La Gottifredo spiega che, “tramite una formula già collaudata  nel 2018, con la Mostra Il Cristo svelato sulla Pietà di Girolamo Troppa, tesa a rilanciare gli studi sul pittore di Rocchette di Torri in Sabina, ha riproposto un’esposizione incentrata su una singola opera d’arte, con l’intenzione non solo di far conoscere a un pubblico vasto il capolavoro indiscusso di uno dei più singolari pittori dell’Ottocento italiano, ma anche per svelare i significati ancora inesplorati del quadro dipinto nel 1854 ed esposto all’Esposizione Universale di Parigi dell’anno successivo”.

Ma ad animare la Certosa di Trisulti e ad omaggiare la Testa anatomica di Balbi sono state soprattutto le scuole.

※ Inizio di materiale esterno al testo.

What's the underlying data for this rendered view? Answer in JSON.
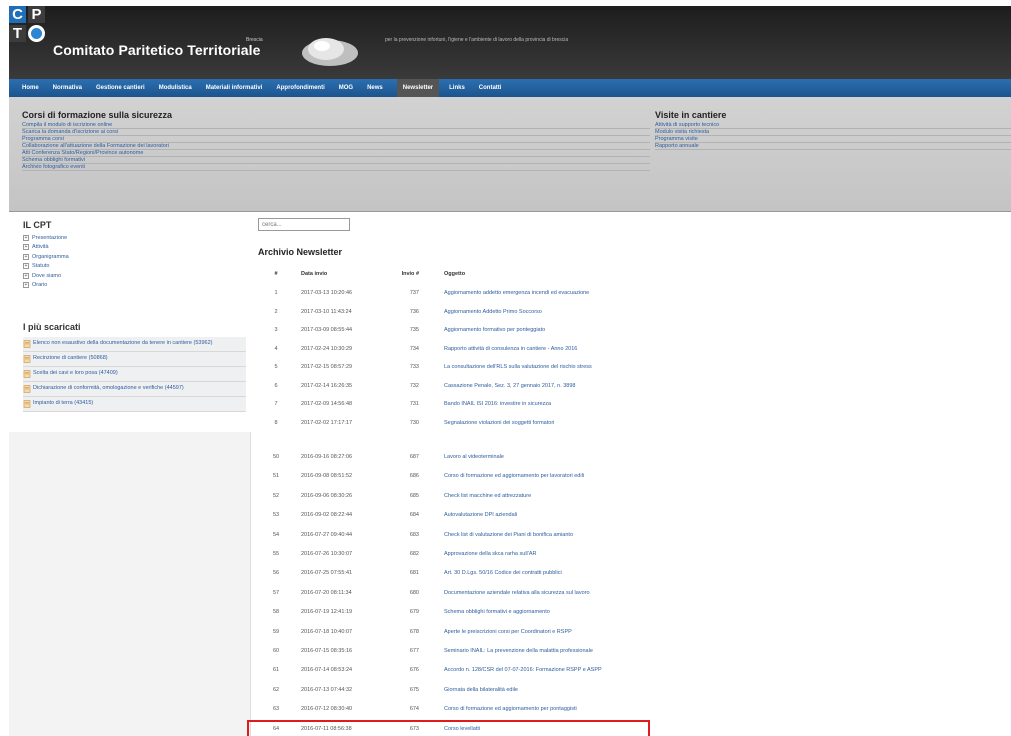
{
  "header": {
    "logo_letters": [
      "C",
      "P",
      "T"
    ],
    "brand": "Comitato Paritetico Territoriale",
    "brand_sub": "Brescia",
    "tagline": "per la prevenzione infortuni, l'igiene e l'ambiente di lavoro della provincia di brescia"
  },
  "nav": [
    "Home",
    "Normativa",
    "Gestione cantieri",
    "Modulistica",
    "Materiali informativi",
    "Approfondimenti",
    "MOG",
    "News",
    "Newsletter",
    "Links",
    "Contatti"
  ],
  "nav_active": "Newsletter",
  "training": {
    "title": "Corsi di formazione sulla sicurezza",
    "links": [
      "Compila il modulo di iscrizione online",
      "Scarica la domanda d'iscrizione ai corsi",
      "Programma corsi",
      "Collaborazione all'attuazione della Formazione dei lavoratori",
      "Atti Conferenza Stato/Regioni/Province autonome",
      "Schema obblighi formativi",
      "Archivio fotografico eventi"
    ]
  },
  "visits": {
    "title": "Visite in cantiere",
    "links": [
      "Attività di supporto tecnico",
      "Modulo visita richiesta",
      "Programma visite",
      "Rapporto annuale"
    ]
  },
  "cpt": {
    "title": "IL CPT",
    "items": [
      "Presentazione",
      "Attività",
      "Organigramma",
      "Statuto",
      "Dove siamo",
      "Orario"
    ]
  },
  "downloads": {
    "title": "I più scaricati",
    "items": [
      "Elenco non esaustivo della documentazione da tenere in cantiere (53962)",
      "Recinzione di cantiere (50868)",
      "Scelta dei cavi e loro posa (47409)",
      "Dichiarazione di conformità, omologazione e verifiche (44597)",
      "Impianto di terra (43415)"
    ]
  },
  "search": {
    "placeholder": "cerca..."
  },
  "archive": {
    "title": "Archivio Newsletter",
    "headers": [
      "#",
      "Data invio",
      "Invio #",
      "Oggetto"
    ],
    "rows_top": [
      [
        "1",
        "2017-03-13 10:20:46",
        "737",
        "Aggiornamento addetto emergenza incendi ed evacuazione"
      ],
      [
        "2",
        "2017-03-10 11:43:24",
        "736",
        "Aggiornamento Addetto Primo Soccorso"
      ],
      [
        "3",
        "2017-03-09 08:55:44",
        "735",
        "Aggiornamento formativo per ponteggiato"
      ],
      [
        "4",
        "2017-02-24 10:30:29",
        "734",
        "Rapporto attività di consulenza in cantiere - Anno 2016"
      ],
      [
        "5",
        "2017-02-15 08:57:29",
        "733",
        "La consultazione dell'RLS sulla valutazione del rischio stress"
      ],
      [
        "6",
        "2017-02-14 16:26:35",
        "732",
        "Cassazione Penale, Sez. 3, 27 gennaio 2017, n. 3898"
      ],
      [
        "7",
        "2017-02-09 14:56:48",
        "731",
        "Bando INAIL ISI 2016: investire in sicurezza"
      ],
      [
        "8",
        "2017-02-02 17:17:17",
        "730",
        "Segnalazione violazioni dei soggetti formatori"
      ]
    ],
    "rows_bottom": [
      [
        "50",
        "2016-09-16 08:27:06",
        "687",
        "Lavoro al videoterminale"
      ],
      [
        "51",
        "2016-09-08 08:51:52",
        "686",
        "Corso di formazione ed aggiornamento per lavoratori edili"
      ],
      [
        "52",
        "2016-09-06 08:30:26",
        "685",
        "Check list macchine ed attrezzature"
      ],
      [
        "53",
        "2016-09-02 08:22:44",
        "684",
        "Autovalutazione DPI aziendali"
      ],
      [
        "54",
        "2016-07-27 09:40:44",
        "683",
        "Check list di valutazione dei Piani di bonifica amianto"
      ],
      [
        "55",
        "2016-07-26 10:30:07",
        "682",
        "Approvazione della skca rarha sull'AR"
      ],
      [
        "56",
        "2016-07-25 07:55:41",
        "681",
        "Art. 30 D.Lgs. 50/16 Codice dei contratti pubblici"
      ],
      [
        "57",
        "2016-07-20 08:11:34",
        "680",
        "Documentazione aziendale relativa alla sicurezza sul lavoro"
      ],
      [
        "58",
        "2016-07-19 12:41:19",
        "679",
        "Schema obblighi formativi e aggiornamento"
      ],
      [
        "59",
        "2016-07-18 10:40:07",
        "678",
        "Aperte le preiscrizioni corsi per Coordinatori e RSPP"
      ],
      [
        "60",
        "2016-07-15 08:35:16",
        "677",
        "Seminario INAIL: La prevenzione della malattia professionale"
      ],
      [
        "61",
        "2016-07-14 08:53:24",
        "676",
        "Accordo n. 128/CSR del 07-07-2016: Formazione RSPP e ASPP"
      ],
      [
        "62",
        "2016-07-13 07:44:32",
        "675",
        "Giornata della bilateralità edile"
      ],
      [
        "63",
        "2016-07-12 08:30:40",
        "674",
        "Corso di formazione ed aggiornamento per pontaggisti"
      ],
      [
        "64",
        "2016-07-11 08:56:38",
        "673",
        "Corso levellatti"
      ]
    ]
  },
  "colors": {
    "nav_blue": "#2b6fb0",
    "link_blue": "#2d5d9e",
    "highlight_red": "#e01b1b",
    "header_dark": "#1d1d1d"
  }
}
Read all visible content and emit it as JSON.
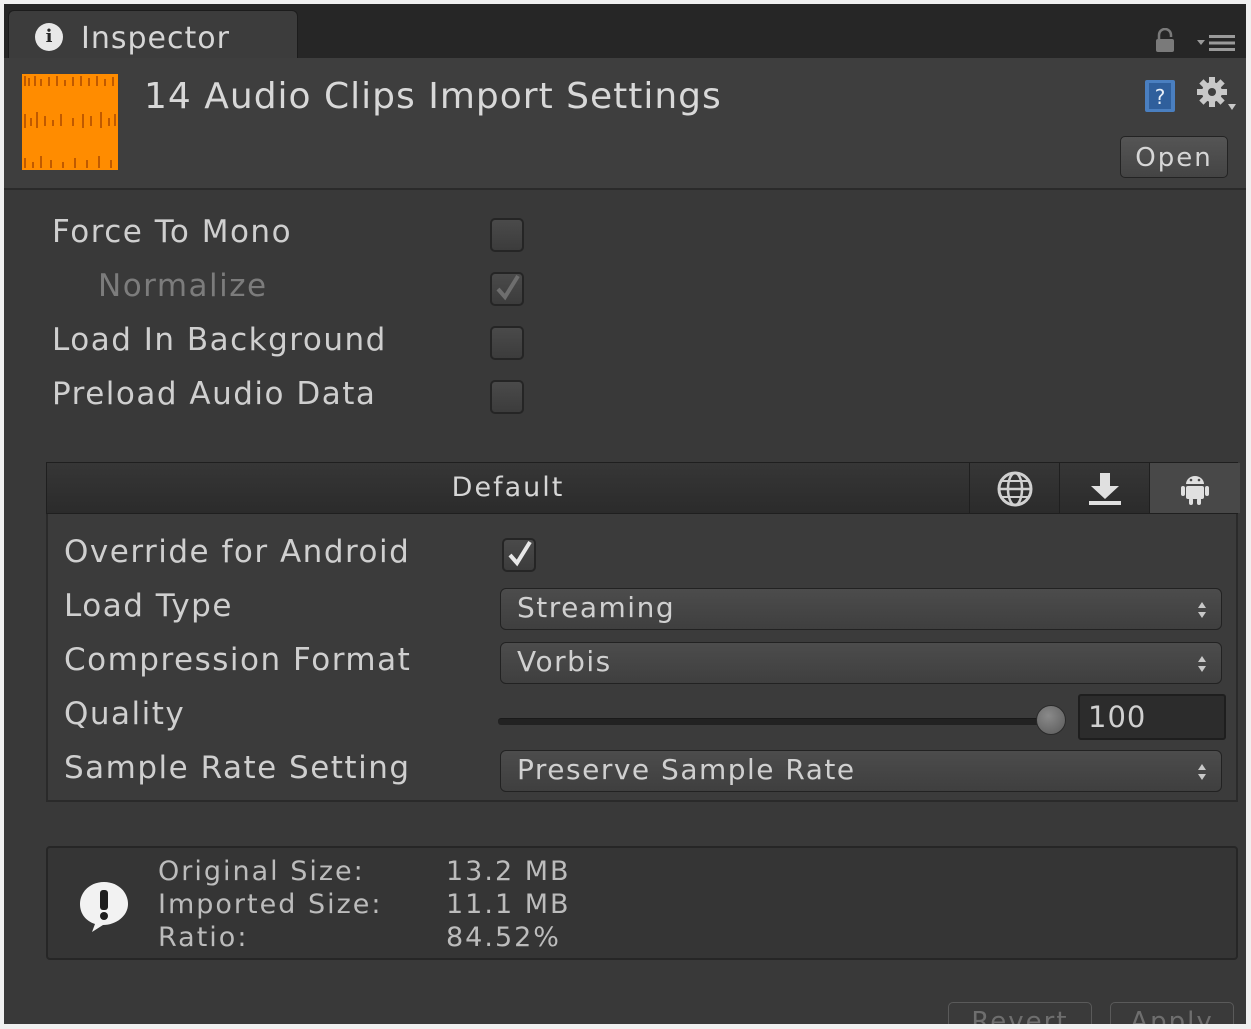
{
  "window": {
    "tab_title": "Inspector",
    "tab_icon": "info-icon",
    "tab_icon_glyph": "i"
  },
  "header": {
    "title": "14 Audio Clips Import Settings",
    "open_label": "Open",
    "accent": "#ff8c00"
  },
  "settings": {
    "force_to_mono": {
      "label": "Force To Mono",
      "checked": false
    },
    "normalize": {
      "label": "Normalize",
      "checked": true,
      "disabled": true
    },
    "load_in_background": {
      "label": "Load In Background",
      "checked": false
    },
    "preload_audio_data": {
      "label": "Preload Audio Data",
      "checked": false
    }
  },
  "platform_tabs": {
    "default_label": "Default",
    "icons": [
      "globe-icon",
      "download-icon",
      "android-icon"
    ],
    "active": "android-icon"
  },
  "platform_settings": {
    "override": {
      "label": "Override for Android",
      "checked": true
    },
    "load_type": {
      "label": "Load Type",
      "value": "Streaming"
    },
    "compression_format": {
      "label": "Compression Format",
      "value": "Vorbis"
    },
    "quality": {
      "label": "Quality",
      "value": "100",
      "slider_fraction": 1.0
    },
    "sample_rate_setting": {
      "label": "Sample Rate Setting",
      "value": "Preserve Sample Rate"
    }
  },
  "info": {
    "original_size_label": "Original Size:",
    "original_size_value": "13.2 MB",
    "imported_size_label": "Imported Size:",
    "imported_size_value": "11.1 MB",
    "ratio_label": "Ratio:",
    "ratio_value": "84.52%"
  },
  "footer": {
    "revert_label": "Revert",
    "apply_label": "Apply"
  }
}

Dal 5 agosto al 29 ottobre a visitare il “pictor egregius” che espresse la sua arte per molti anni tra la Certosa di Trisulti, Collepardo e Alatri, sono stati l’Istituto Maccari di Frosinone, dai Licei artistici Bragaglia di Frosinone e di Sora Simoncelli fino all’Accademia di Belle Arti della città capoluogo.
Grande successo anche per la mostra parallela allestita in una parte dell’antica abbazia in cui l’opera è stata rivisitata con l’intelligenza artificiale in un suggestivo viaggio. Una Camera delle visioni, dove attraverso l’immersione e il multimediale, si prova a scoprire cosa c’è dentro la Testa Anatomica di Filippo Balbi e nei pensieri intimi dei corpi che la compongono.

E il 2023, non c’è dubbio, sarà ricordato come l’anno della testa anatomica di Balbi. Non solo il restauro e la grande mostra ma ecco arrivare il Leone d’oro: il lancio del dipinto è planetario con la citazione della sua immagine nel film vincitore al Festival del Cinema di Venezia Poor Things di Yorgos Lanthimos, che ne conferma il fascino misterioso e la perenne vitalità artistica.